Friday, December 1, 2017

Downfall of IT Books

[Knowledge Wins It All]

If memory serves, the years between 1995 to 2005 was a golden age for IT books. I remember feeling the joy just by browsing those books in the bookstores – let it be Borders, MPH or Popular Bookstores. After that period, IT books, and also engineering books, started to disappear from the shelves.

It didn’t just happened here in Malaysia, but worldwide. I was in USA, or exactly in Orange County, California, and I witnessed the same phenomena. It was only a half year time from early Fall 2008 to early Spring 2009. There was a shopping mall called G-Orange, around which you can find Borders bookstore. At the beginning of my staying there, I saw an abundance of IT books, then towards the end, I saw the shelves was shrinking. And too bad I think even that Borders itself closed down.

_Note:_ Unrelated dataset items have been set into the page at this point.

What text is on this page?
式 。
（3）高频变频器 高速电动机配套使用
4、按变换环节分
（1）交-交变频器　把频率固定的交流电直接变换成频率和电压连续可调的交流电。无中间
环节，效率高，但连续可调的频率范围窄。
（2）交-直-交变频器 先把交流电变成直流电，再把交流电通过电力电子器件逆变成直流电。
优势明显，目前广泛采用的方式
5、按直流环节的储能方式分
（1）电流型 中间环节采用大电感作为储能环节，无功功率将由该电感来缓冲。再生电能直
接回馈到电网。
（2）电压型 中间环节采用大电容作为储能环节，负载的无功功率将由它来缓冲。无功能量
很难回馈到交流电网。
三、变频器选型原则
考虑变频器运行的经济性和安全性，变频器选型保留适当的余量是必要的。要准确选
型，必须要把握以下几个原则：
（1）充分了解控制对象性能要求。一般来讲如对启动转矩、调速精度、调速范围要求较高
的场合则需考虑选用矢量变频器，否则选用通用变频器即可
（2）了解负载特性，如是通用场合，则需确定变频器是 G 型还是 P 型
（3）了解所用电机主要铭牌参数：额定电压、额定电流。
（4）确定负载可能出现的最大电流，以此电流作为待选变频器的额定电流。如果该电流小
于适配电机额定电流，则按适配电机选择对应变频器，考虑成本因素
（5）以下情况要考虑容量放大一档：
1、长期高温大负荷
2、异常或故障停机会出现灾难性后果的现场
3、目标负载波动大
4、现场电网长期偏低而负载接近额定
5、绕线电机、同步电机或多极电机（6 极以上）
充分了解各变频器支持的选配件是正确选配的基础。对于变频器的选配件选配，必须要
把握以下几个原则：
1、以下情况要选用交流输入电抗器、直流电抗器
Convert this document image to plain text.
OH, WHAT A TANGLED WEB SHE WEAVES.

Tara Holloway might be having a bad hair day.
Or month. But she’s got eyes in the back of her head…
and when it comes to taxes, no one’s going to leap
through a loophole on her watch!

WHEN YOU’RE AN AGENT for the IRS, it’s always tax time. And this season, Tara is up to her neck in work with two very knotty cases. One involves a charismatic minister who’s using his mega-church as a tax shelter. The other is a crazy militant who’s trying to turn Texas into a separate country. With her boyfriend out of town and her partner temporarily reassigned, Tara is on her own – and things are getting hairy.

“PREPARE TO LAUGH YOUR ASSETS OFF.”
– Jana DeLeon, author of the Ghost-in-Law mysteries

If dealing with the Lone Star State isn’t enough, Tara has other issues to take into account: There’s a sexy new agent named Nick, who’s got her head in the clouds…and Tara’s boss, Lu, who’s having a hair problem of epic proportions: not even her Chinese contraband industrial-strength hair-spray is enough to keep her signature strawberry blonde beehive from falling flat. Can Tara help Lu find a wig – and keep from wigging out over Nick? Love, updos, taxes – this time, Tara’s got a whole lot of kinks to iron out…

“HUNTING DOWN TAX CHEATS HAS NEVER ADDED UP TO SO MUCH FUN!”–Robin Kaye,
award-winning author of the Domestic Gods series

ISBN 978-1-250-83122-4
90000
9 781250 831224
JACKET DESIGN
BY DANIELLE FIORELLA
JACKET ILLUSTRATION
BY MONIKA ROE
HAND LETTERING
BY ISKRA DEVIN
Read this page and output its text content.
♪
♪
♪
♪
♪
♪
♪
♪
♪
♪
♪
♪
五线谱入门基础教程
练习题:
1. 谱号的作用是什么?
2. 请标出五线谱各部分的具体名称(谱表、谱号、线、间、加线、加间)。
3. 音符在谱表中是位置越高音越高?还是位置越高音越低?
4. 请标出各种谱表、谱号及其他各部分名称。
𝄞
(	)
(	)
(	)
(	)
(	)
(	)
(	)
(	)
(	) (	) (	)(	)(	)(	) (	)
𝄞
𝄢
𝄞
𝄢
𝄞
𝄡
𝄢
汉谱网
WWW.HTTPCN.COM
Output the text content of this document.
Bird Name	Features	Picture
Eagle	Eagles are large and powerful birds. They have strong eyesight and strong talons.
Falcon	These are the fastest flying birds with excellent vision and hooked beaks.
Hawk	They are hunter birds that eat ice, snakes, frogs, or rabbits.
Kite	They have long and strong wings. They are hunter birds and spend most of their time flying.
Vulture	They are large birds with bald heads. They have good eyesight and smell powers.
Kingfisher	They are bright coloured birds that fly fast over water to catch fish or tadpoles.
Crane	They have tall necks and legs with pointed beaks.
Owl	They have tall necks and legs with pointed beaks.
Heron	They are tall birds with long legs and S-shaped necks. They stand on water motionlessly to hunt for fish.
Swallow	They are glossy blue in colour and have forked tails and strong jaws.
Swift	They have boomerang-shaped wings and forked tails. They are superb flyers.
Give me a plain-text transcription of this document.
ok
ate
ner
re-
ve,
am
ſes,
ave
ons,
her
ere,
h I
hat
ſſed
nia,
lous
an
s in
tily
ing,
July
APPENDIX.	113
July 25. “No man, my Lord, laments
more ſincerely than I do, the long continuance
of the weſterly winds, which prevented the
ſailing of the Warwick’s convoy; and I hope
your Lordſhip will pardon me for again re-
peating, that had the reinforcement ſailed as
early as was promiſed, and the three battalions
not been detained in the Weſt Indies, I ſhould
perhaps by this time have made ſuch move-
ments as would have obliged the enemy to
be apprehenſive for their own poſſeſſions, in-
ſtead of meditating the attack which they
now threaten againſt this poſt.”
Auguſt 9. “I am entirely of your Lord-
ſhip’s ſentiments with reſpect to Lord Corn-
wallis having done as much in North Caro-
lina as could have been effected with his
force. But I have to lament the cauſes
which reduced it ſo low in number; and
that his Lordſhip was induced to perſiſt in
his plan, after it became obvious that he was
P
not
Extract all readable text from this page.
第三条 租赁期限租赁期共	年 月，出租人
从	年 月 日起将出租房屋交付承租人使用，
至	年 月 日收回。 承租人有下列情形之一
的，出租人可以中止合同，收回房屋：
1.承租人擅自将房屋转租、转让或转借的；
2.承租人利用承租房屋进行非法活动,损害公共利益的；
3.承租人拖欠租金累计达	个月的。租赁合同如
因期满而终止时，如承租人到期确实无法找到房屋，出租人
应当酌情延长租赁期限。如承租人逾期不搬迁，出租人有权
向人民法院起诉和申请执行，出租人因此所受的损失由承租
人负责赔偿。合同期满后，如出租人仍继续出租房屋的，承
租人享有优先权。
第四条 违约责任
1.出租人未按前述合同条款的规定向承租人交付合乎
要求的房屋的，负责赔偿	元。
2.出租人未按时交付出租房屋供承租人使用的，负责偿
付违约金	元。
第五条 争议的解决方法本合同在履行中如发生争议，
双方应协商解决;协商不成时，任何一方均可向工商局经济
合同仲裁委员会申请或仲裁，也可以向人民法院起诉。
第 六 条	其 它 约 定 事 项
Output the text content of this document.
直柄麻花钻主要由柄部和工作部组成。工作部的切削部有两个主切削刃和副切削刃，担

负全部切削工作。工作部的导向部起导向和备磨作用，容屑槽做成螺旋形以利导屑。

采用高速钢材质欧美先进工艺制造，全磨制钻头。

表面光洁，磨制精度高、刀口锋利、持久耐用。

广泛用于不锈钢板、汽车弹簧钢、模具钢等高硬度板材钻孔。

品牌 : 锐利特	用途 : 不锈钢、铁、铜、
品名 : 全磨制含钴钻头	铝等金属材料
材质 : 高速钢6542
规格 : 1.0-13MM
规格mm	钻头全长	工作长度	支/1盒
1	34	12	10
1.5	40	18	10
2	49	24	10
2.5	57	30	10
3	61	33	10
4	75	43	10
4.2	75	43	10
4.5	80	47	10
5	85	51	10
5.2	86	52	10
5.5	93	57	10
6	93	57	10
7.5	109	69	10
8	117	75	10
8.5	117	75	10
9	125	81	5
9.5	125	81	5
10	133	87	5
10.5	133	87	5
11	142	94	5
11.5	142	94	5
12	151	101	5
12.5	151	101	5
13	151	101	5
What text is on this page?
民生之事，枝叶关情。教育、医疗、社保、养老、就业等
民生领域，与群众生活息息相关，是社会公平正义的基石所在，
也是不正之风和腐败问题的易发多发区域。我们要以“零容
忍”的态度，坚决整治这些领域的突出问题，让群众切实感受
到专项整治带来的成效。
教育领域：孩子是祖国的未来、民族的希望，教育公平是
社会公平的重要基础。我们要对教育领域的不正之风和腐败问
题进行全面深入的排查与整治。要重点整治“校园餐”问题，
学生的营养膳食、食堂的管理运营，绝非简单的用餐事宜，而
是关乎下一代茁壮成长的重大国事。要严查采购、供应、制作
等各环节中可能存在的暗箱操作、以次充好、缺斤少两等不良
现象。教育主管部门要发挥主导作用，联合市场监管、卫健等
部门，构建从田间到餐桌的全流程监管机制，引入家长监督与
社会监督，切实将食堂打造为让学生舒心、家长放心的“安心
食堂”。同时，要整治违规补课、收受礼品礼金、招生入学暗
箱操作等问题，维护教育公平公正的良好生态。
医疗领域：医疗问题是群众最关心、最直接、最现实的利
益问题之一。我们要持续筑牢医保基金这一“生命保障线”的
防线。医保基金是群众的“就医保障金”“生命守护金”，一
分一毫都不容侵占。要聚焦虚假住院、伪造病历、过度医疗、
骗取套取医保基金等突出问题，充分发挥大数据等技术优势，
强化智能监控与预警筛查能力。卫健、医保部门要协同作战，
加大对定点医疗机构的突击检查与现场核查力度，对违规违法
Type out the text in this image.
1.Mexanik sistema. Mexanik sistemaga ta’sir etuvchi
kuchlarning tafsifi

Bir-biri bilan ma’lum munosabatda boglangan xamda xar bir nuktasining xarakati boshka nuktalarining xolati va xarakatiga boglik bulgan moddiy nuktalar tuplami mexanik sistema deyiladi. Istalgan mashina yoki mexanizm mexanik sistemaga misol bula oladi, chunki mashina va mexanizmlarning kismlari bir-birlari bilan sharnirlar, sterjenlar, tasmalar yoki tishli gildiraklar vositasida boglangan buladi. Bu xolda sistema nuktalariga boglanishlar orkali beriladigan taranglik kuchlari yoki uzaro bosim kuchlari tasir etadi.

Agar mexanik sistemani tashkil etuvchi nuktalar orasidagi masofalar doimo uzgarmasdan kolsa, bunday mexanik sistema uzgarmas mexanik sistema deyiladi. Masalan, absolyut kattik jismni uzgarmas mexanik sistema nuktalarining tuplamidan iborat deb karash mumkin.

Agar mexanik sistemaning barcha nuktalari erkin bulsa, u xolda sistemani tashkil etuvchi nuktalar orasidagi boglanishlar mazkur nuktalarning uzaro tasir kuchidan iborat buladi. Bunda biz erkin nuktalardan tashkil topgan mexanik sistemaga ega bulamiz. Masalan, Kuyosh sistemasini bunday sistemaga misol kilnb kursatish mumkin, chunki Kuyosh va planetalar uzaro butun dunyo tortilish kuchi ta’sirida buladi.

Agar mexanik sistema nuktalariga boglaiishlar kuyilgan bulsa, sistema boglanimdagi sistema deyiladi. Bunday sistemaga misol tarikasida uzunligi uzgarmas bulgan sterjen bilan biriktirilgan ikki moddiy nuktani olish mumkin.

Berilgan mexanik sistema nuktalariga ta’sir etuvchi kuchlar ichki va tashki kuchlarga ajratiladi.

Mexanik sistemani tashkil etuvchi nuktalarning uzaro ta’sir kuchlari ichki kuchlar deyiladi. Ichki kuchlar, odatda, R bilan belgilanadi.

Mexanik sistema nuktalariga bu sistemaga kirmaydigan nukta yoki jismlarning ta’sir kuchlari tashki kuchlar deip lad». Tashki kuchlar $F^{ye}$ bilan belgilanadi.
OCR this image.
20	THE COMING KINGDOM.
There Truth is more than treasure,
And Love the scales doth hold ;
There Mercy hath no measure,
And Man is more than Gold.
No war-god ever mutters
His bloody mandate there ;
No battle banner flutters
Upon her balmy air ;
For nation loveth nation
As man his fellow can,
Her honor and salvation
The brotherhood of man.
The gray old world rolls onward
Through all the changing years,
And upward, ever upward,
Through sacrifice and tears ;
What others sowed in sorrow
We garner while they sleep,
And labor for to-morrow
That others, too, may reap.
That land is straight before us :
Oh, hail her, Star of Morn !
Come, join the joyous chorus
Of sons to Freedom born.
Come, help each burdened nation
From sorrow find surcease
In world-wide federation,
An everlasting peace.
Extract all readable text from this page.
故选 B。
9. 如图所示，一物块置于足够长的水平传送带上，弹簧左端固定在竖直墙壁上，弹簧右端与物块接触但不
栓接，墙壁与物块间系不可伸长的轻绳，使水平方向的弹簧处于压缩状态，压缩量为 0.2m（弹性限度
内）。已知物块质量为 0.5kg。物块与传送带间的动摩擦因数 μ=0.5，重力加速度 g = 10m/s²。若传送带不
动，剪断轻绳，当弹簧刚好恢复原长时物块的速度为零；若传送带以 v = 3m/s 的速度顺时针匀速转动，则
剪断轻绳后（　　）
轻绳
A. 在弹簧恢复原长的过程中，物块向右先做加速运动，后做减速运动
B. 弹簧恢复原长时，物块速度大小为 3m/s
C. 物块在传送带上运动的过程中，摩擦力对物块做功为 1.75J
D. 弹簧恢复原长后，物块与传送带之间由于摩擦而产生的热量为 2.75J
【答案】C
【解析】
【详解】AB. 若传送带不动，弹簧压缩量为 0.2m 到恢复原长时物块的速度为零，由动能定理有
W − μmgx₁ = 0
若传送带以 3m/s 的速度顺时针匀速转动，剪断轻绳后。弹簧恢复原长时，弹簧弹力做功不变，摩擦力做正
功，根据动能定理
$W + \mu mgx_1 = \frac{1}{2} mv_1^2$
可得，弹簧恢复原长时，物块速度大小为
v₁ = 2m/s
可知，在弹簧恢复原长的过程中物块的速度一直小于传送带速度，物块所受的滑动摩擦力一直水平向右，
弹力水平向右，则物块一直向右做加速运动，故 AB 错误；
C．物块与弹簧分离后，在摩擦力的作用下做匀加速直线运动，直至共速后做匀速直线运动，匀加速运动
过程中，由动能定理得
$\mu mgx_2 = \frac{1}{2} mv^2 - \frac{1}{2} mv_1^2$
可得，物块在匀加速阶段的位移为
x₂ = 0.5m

Not only to technical books, this also happened, and is happening to other types of printed media like magazines and newspapers. I saw this happened to my favorite humour magazine – Gila-Gila. Even my favorite new paper, Utusan Malaysia, reported of lost.

Why did this happen? The immediate reason is obvious to even a novice IT people. It is due to the fact that there are so many PDF format e-book nowadays. And many of those are free. With the digital book who needs physically printed books? Ironically enough, PDF e-book was invented by IT people. So IT people were responsible for the disappearance of IT books.


Specifically for IT books, there is another reason. There are many books on specific versions of software. For example books on Microsoft Excel 2013. When there is a new version of Microsoft Excel released, do you think people still need the book on version 2013? And do you think the books on version 2013 will be sold out by the time the new version was released? Publishing books on specific expiring products like this is so bad an idea.

Perhaps in a few decades these books will be in museum.